Вероятно, и вам не раз сличалось встретиться с нею, благосклонный читатель; это дама чрезвычайно скромная, с потупленными глазками, с опущенною на лицо вуалью и в до крайности сереньком платьице; она вечно ходит с вами под руку; сопровождает вас на службу, читает с вами "Северную пчелу", засыпает с вами в Александринском театре и охотно разделяет ваше одинокое ложе. Одним словом, таинственная незнакомка делается неизменною подругой вашей жизни. Но кто эта незнакомка, где родилась она, какое солнце пригрело и воспитало ее? Люди мы были все молодые, и все решительно согласились, что у общей нашей приятельницы, как и у всех вообще приятельниц, есть своего особого рода маменька, тоже дама, по преимуществу серенькая, называющаяся бездеятельностью.

Но, решивши таким образом вопрос, мы тут же весьма кстати догадались, что вовсе ничего не решили и что, для удовлетворительного разъяснения этого запутанного дела, нужно добраться до того, отчего деятельность-то наша так бедна и ничтожна, или лучше – отчего мы целый век как будто толчемся и движемся, а результаты выходят все самые крохотные, самые обидные.

Предположения на этот счет были самые разнообразные. Одни приписывали это воспитанью, другие непониманию действительных интересов; третьи, наконец, тому, что в самой действительности слишком мало сил, вызывающих и поддерживающих истинную деятельность.

Один Николай Иваныч, общий наш приятель и человек бывалый, ходил по комнате и в глубокомысленном молчанье покручивал усы. Он глядел на всех нас как-то особенно затейливо, и вся его физиономия как будто превратилась в одно длинное и глубокозначительное "гм".

– Да, странные бывают случаи! – разразился он наконец, – черт его знает, иной с виду кажется и порядочный человек, и говорит как будто дело, и на вещи смотрит по-человечески, а вот как дойдет до практики – тут разом дрянь-то вся и выльется наружу, тут и окажется вся гнусность, да еще и не простая гнусность, а с затеями, с прибаутками.
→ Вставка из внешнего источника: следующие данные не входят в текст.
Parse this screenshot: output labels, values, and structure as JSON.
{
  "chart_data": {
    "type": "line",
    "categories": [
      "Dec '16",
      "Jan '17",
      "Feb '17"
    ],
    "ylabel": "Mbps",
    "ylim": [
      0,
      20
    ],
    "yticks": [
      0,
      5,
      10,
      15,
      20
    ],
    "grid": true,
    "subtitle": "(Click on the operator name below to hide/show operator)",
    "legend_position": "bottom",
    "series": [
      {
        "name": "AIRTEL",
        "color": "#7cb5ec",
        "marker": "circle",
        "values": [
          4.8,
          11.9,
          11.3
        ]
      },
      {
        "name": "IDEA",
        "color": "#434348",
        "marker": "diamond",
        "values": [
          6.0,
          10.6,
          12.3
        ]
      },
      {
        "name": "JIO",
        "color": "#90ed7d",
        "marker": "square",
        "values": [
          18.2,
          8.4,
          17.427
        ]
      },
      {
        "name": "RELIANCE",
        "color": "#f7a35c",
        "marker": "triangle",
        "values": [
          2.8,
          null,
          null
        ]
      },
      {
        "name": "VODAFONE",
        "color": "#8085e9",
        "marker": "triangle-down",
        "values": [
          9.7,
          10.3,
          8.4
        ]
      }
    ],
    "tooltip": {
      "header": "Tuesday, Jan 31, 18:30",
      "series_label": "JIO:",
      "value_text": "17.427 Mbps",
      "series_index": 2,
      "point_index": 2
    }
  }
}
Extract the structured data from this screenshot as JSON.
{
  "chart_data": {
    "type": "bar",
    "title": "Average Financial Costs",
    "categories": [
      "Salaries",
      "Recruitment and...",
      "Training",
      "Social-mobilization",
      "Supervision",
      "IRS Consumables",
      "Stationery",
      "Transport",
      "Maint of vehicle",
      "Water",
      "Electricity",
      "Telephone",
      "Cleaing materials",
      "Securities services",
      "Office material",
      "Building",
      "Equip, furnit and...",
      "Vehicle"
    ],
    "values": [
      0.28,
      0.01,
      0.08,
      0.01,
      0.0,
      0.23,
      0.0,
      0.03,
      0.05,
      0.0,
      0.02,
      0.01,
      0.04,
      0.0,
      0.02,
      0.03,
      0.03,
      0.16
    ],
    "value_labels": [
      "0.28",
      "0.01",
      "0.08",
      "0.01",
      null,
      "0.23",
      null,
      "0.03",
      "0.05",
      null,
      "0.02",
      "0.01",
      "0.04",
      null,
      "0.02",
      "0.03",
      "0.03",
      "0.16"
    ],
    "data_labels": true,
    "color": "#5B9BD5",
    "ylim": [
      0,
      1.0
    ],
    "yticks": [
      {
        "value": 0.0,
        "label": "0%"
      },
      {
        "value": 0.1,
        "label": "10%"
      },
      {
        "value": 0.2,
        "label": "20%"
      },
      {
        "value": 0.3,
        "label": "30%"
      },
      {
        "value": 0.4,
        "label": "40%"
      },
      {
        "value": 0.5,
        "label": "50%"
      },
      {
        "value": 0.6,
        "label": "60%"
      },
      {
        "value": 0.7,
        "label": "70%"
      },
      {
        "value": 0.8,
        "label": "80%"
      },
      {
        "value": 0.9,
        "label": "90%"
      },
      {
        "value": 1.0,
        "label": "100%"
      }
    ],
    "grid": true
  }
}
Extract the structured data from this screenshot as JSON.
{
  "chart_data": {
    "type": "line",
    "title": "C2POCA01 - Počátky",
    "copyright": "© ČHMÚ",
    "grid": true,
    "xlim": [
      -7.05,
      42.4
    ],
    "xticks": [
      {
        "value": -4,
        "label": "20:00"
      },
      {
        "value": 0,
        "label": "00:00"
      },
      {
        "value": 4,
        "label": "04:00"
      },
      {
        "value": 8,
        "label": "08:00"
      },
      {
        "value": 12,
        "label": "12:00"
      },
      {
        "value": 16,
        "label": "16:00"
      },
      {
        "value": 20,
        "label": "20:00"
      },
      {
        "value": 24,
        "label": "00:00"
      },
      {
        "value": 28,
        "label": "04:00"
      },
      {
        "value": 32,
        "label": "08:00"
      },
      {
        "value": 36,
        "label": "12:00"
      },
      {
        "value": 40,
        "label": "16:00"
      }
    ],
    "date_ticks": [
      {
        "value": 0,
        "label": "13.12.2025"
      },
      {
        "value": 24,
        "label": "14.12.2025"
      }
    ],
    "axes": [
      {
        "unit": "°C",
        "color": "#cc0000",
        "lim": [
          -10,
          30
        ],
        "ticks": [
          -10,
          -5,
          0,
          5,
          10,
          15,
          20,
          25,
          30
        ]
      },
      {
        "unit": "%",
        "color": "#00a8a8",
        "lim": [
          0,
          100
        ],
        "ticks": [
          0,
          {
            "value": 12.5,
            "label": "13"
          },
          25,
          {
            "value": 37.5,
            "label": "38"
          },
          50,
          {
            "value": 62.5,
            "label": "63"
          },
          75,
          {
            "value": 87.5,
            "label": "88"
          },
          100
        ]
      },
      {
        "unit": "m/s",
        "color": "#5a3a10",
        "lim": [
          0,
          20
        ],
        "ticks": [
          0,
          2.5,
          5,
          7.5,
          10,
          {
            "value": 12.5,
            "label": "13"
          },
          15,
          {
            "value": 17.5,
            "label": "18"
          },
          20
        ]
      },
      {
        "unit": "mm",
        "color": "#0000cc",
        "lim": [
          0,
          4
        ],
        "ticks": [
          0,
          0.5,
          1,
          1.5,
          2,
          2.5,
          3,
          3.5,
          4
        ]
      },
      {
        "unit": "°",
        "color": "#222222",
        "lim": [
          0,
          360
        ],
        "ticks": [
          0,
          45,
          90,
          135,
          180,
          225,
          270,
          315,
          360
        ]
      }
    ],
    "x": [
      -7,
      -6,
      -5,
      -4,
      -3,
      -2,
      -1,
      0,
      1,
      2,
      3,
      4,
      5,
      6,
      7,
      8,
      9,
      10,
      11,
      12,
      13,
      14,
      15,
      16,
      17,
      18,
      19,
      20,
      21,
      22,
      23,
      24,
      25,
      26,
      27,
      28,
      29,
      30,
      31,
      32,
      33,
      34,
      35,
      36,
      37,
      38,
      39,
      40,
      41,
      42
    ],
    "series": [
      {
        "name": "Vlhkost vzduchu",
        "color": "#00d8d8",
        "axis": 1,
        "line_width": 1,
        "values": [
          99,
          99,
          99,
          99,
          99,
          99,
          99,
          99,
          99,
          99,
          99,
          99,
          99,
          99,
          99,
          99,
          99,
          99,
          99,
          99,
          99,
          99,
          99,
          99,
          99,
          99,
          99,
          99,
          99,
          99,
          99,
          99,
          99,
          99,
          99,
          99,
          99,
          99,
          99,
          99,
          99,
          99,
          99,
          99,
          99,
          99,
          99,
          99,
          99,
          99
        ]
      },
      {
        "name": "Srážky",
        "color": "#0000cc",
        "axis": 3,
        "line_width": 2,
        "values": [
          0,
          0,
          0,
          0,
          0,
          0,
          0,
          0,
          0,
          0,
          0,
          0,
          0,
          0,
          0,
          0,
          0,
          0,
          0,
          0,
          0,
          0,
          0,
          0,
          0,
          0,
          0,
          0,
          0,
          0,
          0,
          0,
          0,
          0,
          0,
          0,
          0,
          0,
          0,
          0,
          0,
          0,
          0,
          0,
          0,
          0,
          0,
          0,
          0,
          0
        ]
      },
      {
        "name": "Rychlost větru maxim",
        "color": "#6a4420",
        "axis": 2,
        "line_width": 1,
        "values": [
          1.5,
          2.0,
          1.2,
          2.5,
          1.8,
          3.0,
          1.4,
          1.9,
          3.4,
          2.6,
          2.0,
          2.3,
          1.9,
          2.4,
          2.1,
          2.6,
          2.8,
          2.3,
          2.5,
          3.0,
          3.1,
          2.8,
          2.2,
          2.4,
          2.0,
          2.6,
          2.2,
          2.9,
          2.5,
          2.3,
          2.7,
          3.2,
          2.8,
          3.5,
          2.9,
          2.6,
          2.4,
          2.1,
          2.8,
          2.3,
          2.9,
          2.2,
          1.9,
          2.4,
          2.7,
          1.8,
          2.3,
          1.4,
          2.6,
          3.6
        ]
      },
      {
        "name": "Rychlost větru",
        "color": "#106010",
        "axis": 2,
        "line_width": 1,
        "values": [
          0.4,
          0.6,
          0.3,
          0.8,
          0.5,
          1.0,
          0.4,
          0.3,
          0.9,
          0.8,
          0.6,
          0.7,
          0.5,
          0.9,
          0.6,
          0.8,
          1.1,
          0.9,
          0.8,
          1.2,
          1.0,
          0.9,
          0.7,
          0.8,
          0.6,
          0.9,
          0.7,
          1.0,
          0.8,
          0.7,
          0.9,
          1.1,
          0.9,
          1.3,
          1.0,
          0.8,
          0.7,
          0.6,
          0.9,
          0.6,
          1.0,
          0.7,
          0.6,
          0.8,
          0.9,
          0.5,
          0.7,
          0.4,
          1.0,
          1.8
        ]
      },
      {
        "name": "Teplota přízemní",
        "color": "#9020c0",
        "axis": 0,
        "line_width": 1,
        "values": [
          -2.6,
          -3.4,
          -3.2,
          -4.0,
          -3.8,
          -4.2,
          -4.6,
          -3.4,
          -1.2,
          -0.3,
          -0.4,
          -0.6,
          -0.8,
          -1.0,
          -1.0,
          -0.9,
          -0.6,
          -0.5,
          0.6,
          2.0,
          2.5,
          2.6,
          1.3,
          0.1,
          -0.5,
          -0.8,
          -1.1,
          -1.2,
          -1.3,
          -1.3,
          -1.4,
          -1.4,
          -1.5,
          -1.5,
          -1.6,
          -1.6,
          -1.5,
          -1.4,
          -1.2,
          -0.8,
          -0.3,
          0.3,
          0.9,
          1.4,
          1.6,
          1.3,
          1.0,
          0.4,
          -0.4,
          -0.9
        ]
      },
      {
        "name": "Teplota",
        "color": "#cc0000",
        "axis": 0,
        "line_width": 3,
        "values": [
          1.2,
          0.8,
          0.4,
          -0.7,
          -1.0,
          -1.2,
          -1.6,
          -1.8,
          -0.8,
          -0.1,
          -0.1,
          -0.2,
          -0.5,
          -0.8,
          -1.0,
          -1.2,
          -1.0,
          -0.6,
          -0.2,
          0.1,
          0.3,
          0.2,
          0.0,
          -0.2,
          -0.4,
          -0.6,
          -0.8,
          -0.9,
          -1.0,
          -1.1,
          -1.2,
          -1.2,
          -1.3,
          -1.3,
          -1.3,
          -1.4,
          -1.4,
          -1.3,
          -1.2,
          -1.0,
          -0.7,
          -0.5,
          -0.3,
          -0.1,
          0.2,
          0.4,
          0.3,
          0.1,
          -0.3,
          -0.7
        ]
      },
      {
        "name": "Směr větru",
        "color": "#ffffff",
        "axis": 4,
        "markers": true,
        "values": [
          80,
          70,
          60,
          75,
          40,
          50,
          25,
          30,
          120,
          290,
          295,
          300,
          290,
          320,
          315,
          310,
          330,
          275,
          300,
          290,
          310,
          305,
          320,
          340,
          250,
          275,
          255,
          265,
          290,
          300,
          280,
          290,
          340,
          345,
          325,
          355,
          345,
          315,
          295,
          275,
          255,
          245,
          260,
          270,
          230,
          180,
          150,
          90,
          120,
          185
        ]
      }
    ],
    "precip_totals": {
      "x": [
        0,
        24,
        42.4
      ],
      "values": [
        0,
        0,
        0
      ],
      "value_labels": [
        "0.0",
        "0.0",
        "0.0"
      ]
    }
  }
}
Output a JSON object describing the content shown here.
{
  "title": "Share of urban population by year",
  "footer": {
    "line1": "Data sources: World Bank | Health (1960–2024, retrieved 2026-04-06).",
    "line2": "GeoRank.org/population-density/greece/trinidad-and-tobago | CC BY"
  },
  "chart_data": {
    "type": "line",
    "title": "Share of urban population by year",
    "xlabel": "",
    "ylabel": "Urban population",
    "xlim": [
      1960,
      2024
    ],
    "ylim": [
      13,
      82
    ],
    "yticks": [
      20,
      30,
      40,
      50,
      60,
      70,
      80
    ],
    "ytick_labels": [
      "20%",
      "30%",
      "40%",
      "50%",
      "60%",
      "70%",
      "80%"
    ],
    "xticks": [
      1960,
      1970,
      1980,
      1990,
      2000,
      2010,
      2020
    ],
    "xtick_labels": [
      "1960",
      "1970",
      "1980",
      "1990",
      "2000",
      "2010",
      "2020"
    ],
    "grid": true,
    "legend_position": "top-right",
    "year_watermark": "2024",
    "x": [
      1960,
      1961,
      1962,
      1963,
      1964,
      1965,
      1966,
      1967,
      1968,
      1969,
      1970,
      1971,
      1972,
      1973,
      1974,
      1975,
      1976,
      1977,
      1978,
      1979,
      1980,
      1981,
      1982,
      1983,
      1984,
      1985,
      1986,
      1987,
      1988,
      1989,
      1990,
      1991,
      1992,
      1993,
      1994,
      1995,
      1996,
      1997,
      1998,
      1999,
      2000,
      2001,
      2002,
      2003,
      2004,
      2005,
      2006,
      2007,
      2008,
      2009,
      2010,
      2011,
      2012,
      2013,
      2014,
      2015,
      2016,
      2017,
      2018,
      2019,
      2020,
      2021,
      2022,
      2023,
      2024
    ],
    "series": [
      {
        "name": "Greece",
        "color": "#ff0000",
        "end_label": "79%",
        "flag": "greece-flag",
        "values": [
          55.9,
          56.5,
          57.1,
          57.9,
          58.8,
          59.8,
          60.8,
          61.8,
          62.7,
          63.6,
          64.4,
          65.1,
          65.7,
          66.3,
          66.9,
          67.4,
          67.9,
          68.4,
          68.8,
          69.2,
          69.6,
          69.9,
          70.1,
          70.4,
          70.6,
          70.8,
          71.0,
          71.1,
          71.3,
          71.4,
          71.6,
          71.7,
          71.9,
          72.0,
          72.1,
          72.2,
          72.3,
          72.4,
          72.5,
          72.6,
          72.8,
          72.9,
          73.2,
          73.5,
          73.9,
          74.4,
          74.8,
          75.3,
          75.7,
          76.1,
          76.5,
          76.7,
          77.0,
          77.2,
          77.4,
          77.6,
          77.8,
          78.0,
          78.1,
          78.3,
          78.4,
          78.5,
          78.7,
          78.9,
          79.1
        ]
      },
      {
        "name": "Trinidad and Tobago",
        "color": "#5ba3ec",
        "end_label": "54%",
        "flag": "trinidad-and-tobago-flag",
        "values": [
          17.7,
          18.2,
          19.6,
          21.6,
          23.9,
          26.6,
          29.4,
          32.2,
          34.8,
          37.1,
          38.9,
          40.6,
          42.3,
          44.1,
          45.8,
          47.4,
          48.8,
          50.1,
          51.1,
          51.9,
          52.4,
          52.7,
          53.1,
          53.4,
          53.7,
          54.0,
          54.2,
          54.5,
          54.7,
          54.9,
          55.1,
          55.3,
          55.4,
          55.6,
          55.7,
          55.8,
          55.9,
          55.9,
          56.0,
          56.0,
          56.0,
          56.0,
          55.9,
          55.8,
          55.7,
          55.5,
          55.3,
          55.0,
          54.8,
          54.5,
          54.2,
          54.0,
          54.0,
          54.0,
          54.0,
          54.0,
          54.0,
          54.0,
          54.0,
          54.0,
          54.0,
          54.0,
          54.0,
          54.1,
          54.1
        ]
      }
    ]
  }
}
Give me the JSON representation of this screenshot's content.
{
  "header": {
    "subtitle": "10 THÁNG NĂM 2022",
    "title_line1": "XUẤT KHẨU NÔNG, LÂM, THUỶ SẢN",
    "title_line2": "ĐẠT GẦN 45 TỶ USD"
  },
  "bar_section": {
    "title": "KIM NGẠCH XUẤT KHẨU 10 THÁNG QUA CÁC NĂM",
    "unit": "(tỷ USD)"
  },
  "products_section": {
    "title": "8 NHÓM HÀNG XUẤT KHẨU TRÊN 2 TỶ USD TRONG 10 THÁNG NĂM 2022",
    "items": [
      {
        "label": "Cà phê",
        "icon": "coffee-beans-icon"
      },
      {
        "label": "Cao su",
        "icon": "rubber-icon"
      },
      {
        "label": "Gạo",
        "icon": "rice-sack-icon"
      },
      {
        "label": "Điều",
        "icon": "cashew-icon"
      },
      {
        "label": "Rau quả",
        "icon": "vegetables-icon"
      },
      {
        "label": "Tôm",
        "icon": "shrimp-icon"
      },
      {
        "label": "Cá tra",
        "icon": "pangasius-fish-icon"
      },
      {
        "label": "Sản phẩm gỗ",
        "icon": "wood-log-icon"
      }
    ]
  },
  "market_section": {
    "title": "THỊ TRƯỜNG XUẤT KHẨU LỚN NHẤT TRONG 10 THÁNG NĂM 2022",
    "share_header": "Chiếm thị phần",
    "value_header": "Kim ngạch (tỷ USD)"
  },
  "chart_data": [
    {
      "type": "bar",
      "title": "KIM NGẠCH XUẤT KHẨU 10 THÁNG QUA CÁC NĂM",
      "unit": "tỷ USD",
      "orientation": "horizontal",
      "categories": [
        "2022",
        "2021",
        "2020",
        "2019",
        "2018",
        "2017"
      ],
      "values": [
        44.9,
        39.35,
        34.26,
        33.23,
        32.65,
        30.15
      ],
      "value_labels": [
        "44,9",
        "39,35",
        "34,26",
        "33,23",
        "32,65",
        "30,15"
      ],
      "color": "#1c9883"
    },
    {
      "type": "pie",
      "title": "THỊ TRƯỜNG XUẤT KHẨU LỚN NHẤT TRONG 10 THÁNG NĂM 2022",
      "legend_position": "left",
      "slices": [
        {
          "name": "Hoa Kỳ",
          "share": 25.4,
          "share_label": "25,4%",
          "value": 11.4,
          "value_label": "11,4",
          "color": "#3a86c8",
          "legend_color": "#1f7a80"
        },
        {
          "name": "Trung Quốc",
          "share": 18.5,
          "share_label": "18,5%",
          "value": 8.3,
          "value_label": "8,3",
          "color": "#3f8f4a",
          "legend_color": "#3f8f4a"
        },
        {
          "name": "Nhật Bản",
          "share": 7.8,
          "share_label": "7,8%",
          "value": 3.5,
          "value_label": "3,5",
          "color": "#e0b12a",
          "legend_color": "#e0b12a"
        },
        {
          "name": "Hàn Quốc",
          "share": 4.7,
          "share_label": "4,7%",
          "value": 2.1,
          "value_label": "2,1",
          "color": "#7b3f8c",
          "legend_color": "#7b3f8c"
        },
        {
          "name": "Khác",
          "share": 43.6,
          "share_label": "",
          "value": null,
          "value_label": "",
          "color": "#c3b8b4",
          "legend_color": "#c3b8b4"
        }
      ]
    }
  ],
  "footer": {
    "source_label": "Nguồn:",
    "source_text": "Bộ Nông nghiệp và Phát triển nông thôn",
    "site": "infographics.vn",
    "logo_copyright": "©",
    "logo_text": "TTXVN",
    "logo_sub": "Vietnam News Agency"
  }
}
Николай Иваныч усиленно зашагал по комнате и зло начал крутить усы.

– Да ведь до чего доходит! – продолжал он, спустя несколько секунд, – не только другим, а себе, самому себе, с каким-то диким остервенением начинает человек гадить да понемножку на малом огне себя жарить, как будто всем и каждому на стенке зарубить хочет – смотрите, дескать, добрые господа, как я себя исказил и изуродовал, на что, мол, я теперь похож?

– Ну, верно, у Николая Иваныча какая-нибудь новая история в подтверждение старой идеи, что нужно всегда пребывать в золотой середине, избегать крайностей и так далее… Знаем, знаем мы все эти погудки и не раз уж, кажется, вы были биты на этом поле. A bas[16] Николая Иваныча! не нужно нам золотой посредственности!

Николай Иваныч остановился посреди комнаты и окинул нас взором сожаления, как будто вызывая на бой того дерзновенного, который бы осмелился сразиться с ним на поприще силлогизмов. Мы все были люди молодые; он же был хоть и не стар, а все-таки пожилых лет, да притом же и волоса на голове реденьки как-то стали. Но по какому-то особенному.

<Нрзб> всегда чувствовал себя как-то лучше, когда находился в обществе молодых людей, и тщательно избегал компании своих ровесников, открыто называя их существами, погрязшими в болоте предрассудков и покрытыми тиною привычки.

– То-то вот, молодые люди! – сказал он, – ведь только глумитесь вы надо мной с вашей золотой посредственностью, а того и не подумаете, что не в названье сила. Пожалуй, себе! самую почтенную вещь можно назвать шутовским именем, да стыдно-то будет не ей, а тому, кто дал ей глупое прозвище… Я говорил и теперь утверждаю, что каждое действие свое надо обдумать, сообразить с обстоятельствами, выяснить себе его последствия, а не бросаться в воду, не спросясь броду. Если вы это называете золотой посредственностью, – быть по-вашему: я не нахожу ничего бесчестного в этом названье.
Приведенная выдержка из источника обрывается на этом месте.